I'm tired of the waiting, stress and the pain. I haven't really been able to grieve my mother's death, this has been overshadowed by legal issues with Isildur and the mortgage arrears.

I'm still waiting court decision re spousal maintenance whilst I watch the mortgage arrears increase and what normally takes a week or two to apply for early release of my superannuation to pay the arrears is nearing two months and still no decision

Waiting for a response from Isildur's lawyer re request for 2 week visit including Christmas Day. I'm really concerned about DS7 spending 2 weeks and being exposed to the unhealthy environment of waywardville and narcisstic PEGI.

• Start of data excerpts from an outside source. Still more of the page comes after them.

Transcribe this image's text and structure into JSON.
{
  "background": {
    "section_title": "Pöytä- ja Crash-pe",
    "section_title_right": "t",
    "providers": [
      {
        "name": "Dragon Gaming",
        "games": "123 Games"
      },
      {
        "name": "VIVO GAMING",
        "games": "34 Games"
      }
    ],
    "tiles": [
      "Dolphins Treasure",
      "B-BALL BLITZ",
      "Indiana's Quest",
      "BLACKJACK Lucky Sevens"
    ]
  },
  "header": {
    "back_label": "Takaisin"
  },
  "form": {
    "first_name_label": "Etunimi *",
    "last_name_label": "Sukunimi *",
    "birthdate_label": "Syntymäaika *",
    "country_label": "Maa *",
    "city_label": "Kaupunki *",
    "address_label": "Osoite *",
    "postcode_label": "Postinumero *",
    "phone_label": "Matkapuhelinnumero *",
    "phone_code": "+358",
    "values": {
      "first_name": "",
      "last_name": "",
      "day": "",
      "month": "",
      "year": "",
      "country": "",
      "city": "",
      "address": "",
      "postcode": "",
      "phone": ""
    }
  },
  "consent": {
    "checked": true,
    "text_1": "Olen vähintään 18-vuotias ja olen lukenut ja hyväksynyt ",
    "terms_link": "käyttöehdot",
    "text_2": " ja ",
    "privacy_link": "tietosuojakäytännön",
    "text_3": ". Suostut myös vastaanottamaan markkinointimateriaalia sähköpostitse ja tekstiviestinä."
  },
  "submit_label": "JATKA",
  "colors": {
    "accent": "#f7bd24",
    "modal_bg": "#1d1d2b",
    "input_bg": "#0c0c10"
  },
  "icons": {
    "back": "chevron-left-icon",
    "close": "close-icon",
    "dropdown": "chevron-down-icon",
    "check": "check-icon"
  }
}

It really hurts this will be the first Christmas without my husband, my mother and if Isildur is successful without my DS7. Isildur knows how important family and Christmas is to me.

I know he is a selfish hardened wayward but it doesn't lessen the pain that he could be so cruel. I know he can't show any care or he would have to face his actions. The cognitive accepts this but the heart has a harder time dealing with it.

It sucks whilst he enjoys waywardville I am dealing with the consequences. Standing for our family and finacial security will possibly feed the A as they bond over how obstructive and and terrible I am.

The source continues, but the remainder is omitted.